Le paludisme continue de peser lourdement sur le système sanitaire du Nord-Kivu. Plus de 1,3 million de cas simples et près de 239 000 cas graves ont été enregistrés dans la province au cours de l’année 2025, selon les autorités sanitaires. Malgré cette situation préoccupante, une baisse progressive de l’incidence et de la mortalité est observée depuis le début de l’année 2026 grâce aux campagnes de prévention et de sensibilisation menées dans les communautés. Les services de santé appellent toutefois la population à renforcer les mesures de protection, dans une province où les enfants et les femmes enceintes restent les principales victimes de cette maladie.
Le paludisme demeure l’un des principaux défis sanitaires dans la province du Nord-Kivu, où les structures médicales continuent d’enregistrer un nombre élevé de cas malgré les campagnes de prévention menées par les autorités sanitaires et leurs partenaires.

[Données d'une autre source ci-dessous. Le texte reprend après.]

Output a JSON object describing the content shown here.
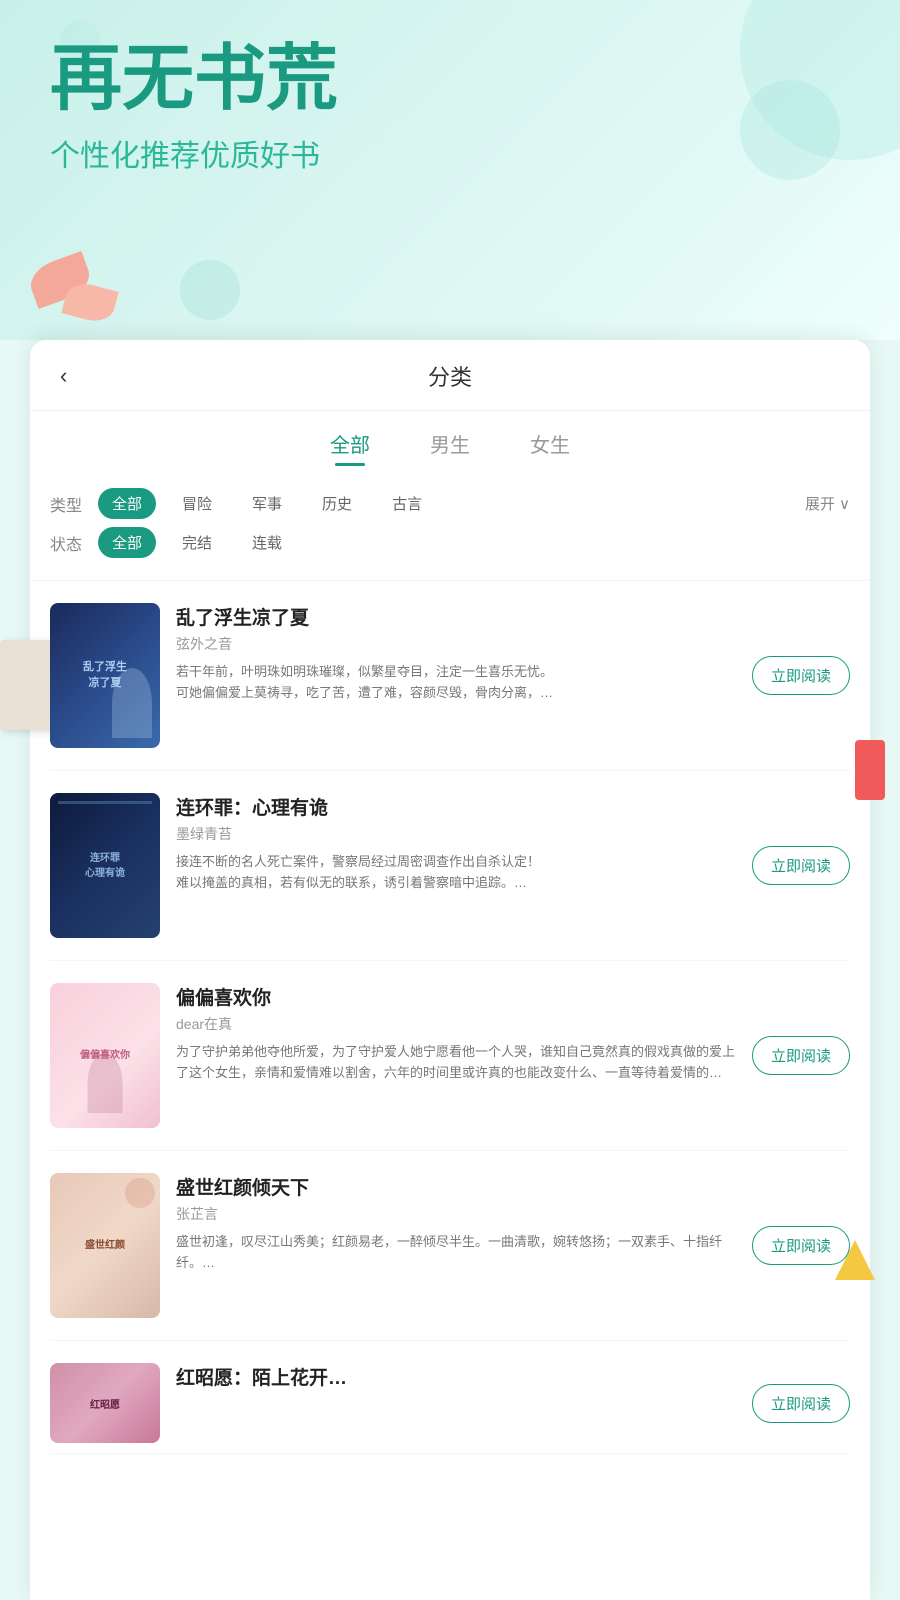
{
  "hero": {
    "title": "再无书荒",
    "subtitle": "个性化推荐优质好书"
  },
  "header": {
    "back_label": "‹",
    "title": "分类"
  },
  "tabs": [
    {
      "label": "全部",
      "active": true
    },
    {
      "label": "男生",
      "active": false
    },
    {
      "label": "女生",
      "active": false
    }
  ],
  "filters": {
    "type": {
      "label": "类型",
      "tags": [
        {
          "label": "全部",
          "active": true
        },
        {
          "label": "冒险",
          "active": false
        },
        {
          "label": "军事",
          "active": false
        },
        {
          "label": "历史",
          "active": false
        },
        {
          "label": "古言",
          "active": false
        }
      ],
      "expand": "展开"
    },
    "status": {
      "label": "状态",
      "tags": [
        {
          "label": "全部",
          "active": true
        },
        {
          "label": "完结",
          "active": false
        },
        {
          "label": "连载",
          "active": false
        }
      ]
    }
  },
  "books": [
    {
      "id": 1,
      "title": "乱了浮生凉了夏",
      "author": "弦外之音",
      "desc": "若干年前，叶明珠如明珠璀璨，似繁星夺目，注定一生喜乐无忧。\n可她偏偏爱上莫祷寻，吃了苦，遭了难，容颜尽毁，骨肉分离，…",
      "read_btn": "立即阅读",
      "cover_color": "#1a3a6b",
      "cover_text": "乱了浮生\n凉了夏"
    },
    {
      "id": 2,
      "title": "连环罪：心理有诡",
      "author": "墨绿青苔",
      "desc": "接连不断的名人死亡案件，警察局经过周密调查作出自杀认定！\n难以掩盖的真相，若有似无的联系，诱引着警察暗中追踪。…",
      "read_btn": "立即阅读",
      "cover_color": "#2a4a7a",
      "cover_text": "连环罪\n心理有诡"
    },
    {
      "id": 3,
      "title": "偏偏喜欢你",
      "author": "dear在真",
      "desc": "为了守护弟弟他夺他所爱，为了守护爱人她宁愿看他一个人哭，谁知自己竟然真的假戏真做的爱上了这个女生，亲情和爱情难以割舍，六年的时间里或许真的也能改变什么、一直等待着爱情的…",
      "read_btn": "立即阅读",
      "cover_color": "#f8c8d4",
      "cover_text": "偏偏喜欢你"
    },
    {
      "id": 4,
      "title": "盛世红颜倾天下",
      "author": "张芷言",
      "desc": "盛世初逢，叹尽江山秀美；\n红颜易老，一醉倾尽半生。\n一曲清歌，婉转悠扬；一双素手、十指纤纤。…",
      "read_btn": "立即阅读",
      "cover_color": "#e8d0c0",
      "cover_text": "盛世红颜"
    },
    {
      "id": 5,
      "title": "红昭愿：陌上花开…",
      "author": "",
      "desc": "",
      "read_btn": "立即阅读",
      "cover_color": "#d4a0b0",
      "cover_text": "红昭愿"
    }
  ]
}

Au cours de l’année 2025, les services de santé ont recensé 1 340 170 cas simples de paludisme ainsi que près de 239 000 cas graves dans l’ensemble de la province, selon les statistiques communiquées jeudi à Beni par le médecin chef de la Division provinciale de la santé du Nord-Kivu.
Intervenant lors d’un café de presse organisé dans la ville, le docteur Gaston Mubambo a dressé un état des lieux préoccupant de la situation épidémiologique dans cette province de l’est de la République démocratique du Congo.

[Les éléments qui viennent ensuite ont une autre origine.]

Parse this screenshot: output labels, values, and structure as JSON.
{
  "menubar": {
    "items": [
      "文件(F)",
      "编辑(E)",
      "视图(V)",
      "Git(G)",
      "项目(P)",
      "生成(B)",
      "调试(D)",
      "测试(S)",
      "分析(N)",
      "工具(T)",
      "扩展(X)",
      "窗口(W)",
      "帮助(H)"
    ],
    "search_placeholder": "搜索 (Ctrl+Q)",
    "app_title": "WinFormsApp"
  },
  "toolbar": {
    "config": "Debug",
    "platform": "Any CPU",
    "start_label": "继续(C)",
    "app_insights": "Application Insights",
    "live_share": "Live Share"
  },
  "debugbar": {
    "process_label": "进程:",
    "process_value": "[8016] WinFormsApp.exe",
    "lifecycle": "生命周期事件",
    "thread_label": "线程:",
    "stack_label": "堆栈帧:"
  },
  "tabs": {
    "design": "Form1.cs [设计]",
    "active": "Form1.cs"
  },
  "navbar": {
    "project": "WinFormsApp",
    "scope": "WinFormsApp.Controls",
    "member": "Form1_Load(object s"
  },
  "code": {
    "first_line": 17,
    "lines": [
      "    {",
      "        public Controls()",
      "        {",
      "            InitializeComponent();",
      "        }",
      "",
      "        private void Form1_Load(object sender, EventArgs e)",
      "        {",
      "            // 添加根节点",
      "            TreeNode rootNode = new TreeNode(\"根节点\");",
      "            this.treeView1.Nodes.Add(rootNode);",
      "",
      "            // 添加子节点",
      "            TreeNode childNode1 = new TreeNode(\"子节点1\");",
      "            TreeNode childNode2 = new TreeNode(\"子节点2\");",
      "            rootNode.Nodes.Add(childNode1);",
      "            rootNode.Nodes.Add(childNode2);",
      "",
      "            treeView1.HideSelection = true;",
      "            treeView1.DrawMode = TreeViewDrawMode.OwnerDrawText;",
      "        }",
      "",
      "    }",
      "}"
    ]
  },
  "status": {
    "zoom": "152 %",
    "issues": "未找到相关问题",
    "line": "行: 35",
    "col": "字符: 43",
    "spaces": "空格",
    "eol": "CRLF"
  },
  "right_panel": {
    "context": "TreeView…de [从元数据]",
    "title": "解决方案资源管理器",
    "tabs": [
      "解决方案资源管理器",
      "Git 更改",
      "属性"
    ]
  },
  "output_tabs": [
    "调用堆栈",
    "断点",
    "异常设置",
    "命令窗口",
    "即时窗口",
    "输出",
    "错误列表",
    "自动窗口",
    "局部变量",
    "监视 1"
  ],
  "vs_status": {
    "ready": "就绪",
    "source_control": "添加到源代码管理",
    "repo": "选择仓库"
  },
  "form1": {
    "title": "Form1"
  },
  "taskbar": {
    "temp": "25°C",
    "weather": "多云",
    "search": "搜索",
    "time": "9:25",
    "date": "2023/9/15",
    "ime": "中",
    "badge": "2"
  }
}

Selon le responsable sanitaire, ces chiffres traduisent l’ampleur persistante du paludisme dans une région où cette maladie figure parmi les premières causes de consultation dans les centres de santé et les hôpitaux.

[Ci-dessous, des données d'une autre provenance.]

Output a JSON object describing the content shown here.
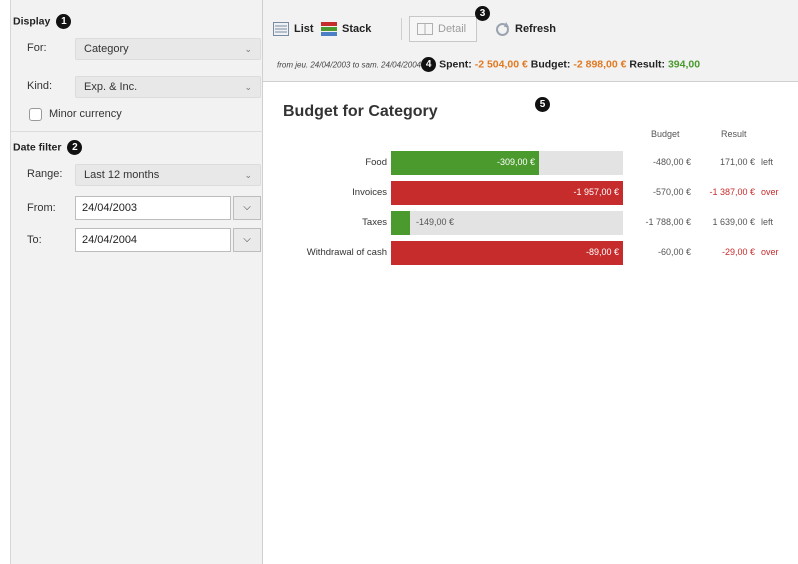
{
  "colors": {
    "green": "#4a9a2e",
    "red": "#c62c2c",
    "orange": "#e07a22",
    "track": "#e3e3e3",
    "badge": "#111111"
  },
  "badges": {
    "display": "1",
    "date_filter": "2",
    "toolbar": "3",
    "summary": "4",
    "report": "5"
  },
  "display": {
    "title": "Display",
    "for_label": "For:",
    "for_value": "Category",
    "kind_label": "Kind:",
    "kind_value": "Exp. & Inc.",
    "minor_currency": "Minor currency"
  },
  "date_filter": {
    "title": "Date filter",
    "range_label": "Range:",
    "range_value": "Last 12 months",
    "from_label": "From:",
    "from_value": "24/04/2003",
    "to_label": "To:",
    "to_value": "24/04/2004"
  },
  "toolbar": {
    "list": "List",
    "stack": "Stack",
    "detail": "Detail",
    "refresh": "Refresh"
  },
  "summary": {
    "range": "from jeu. 24/04/2003 to sam. 24/04/2004",
    "spent_label": "Spent:",
    "spent_value": "-2 504,00 €",
    "budget_label": "Budget:",
    "budget_value": "-2 898,00 €",
    "result_label": "Result:",
    "result_value": "394,00"
  },
  "report": {
    "title": "Budget for Category",
    "col_budget": "Budget",
    "col_result": "Result",
    "rows": [
      {
        "category": "Food",
        "spent": "-309,00 €",
        "budget": "-480,00 €",
        "result": "171,00 €",
        "state": "left",
        "fraction": 0.64,
        "color": "#4a9a2e",
        "label_inside": true
      },
      {
        "category": "Invoices",
        "spent": "-1 957,00 €",
        "budget": "-570,00 €",
        "result": "-1 387,00 €",
        "state": "over",
        "fraction": 1.0,
        "color": "#c62c2c",
        "label_inside": true
      },
      {
        "category": "Taxes",
        "spent": "-149,00 €",
        "budget": "-1 788,00 €",
        "result": "1 639,00 €",
        "state": "left",
        "fraction": 0.08,
        "color": "#4a9a2e",
        "label_inside": false
      },
      {
        "category": "Withdrawal of cash",
        "spent": "-89,00 €",
        "budget": "-60,00 €",
        "result": "-29,00 €",
        "state": "over",
        "fraction": 1.0,
        "color": "#c62c2c",
        "label_inside": true
      }
    ]
  }
}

Malgré ce lourd bilan sanitaire, les autorités sanitaires observent toutefois une évolution jugée encourageante depuis le début de l’année 2026.
Le docteur Gaston Mubambo a indiqué que les indicateurs liés à l’incidence et à la mortalité du paludisme affichent actuellement une tendance progressive à la baisse dans plusieurs zones de santé du Nord-Kivu.
Cette amélioration est principalement attribuée aux différentes campagnes de sensibilisation organisées auprès des communautés afin d’encourager les populations à consulter rapidement les structures médicales dès l’apparition des premiers symptômes.
Les services de santé insistent particulièrement sur les dangers de l’automédication, régulièrement dénoncée par les professionnels de santé comme une source fréquente de complications graves chez les patients atteints de paludisme.
Dans le dispositif de prise en charge mis en place dans la province, les cas graves présentant des complications sont orientés vers les hôpitaux pour des soins spécialisés, tandis que les cas simples sont suivis dans les centres de santé de proximité.
Les autorités sanitaires rappellent également l’importance de l’utilisation correcte des moustiquaires imprégnées d’insecticide distribuées gratuitement dans les ménages dans le cadre des campagnes de prévention.
Le docteur Mubambo a dénoncé la commercialisation de ces moustiquaires dans certains marchés locaux, estimant que cette pratique compromet les efforts engagés pour limiter la propagation de la maladie.
Outre les moustiquaires, les services de santé considèrent l’assainissement de l’environnement comme un levier essentiel dans la lutte contre le paludisme.
L’élimination des eaux stagnantes, le nettoyage régulier des milieux de vie et la réduction des espaces favorisant la prolifération des moustiques figurent parmi les principales mesures recommandées aux populations.
Les autorités sanitaires demandent également aux habitants de se rendre rapidement dans une structure médicale en cas de fièvre ou de symptômes suspects afin d’éviter l’aggravation de la maladie.
Au Nord-Kivu, le paludisme affecte particulièrement les enfants de moins de cinq ans ainsi que les femmes enceintes, considérés comme les catégories les plus vulnérables face à cette maladie.
Dans une province marquée par les déplacements de populations liés à l’insécurité persistante dans certaines zones, les professionnels de santé estiment qu’une approche combinant prévention, sensibilisation communautaire et prise en charge rapide demeure indispensable pour réduire durablement l’impact du paludisme.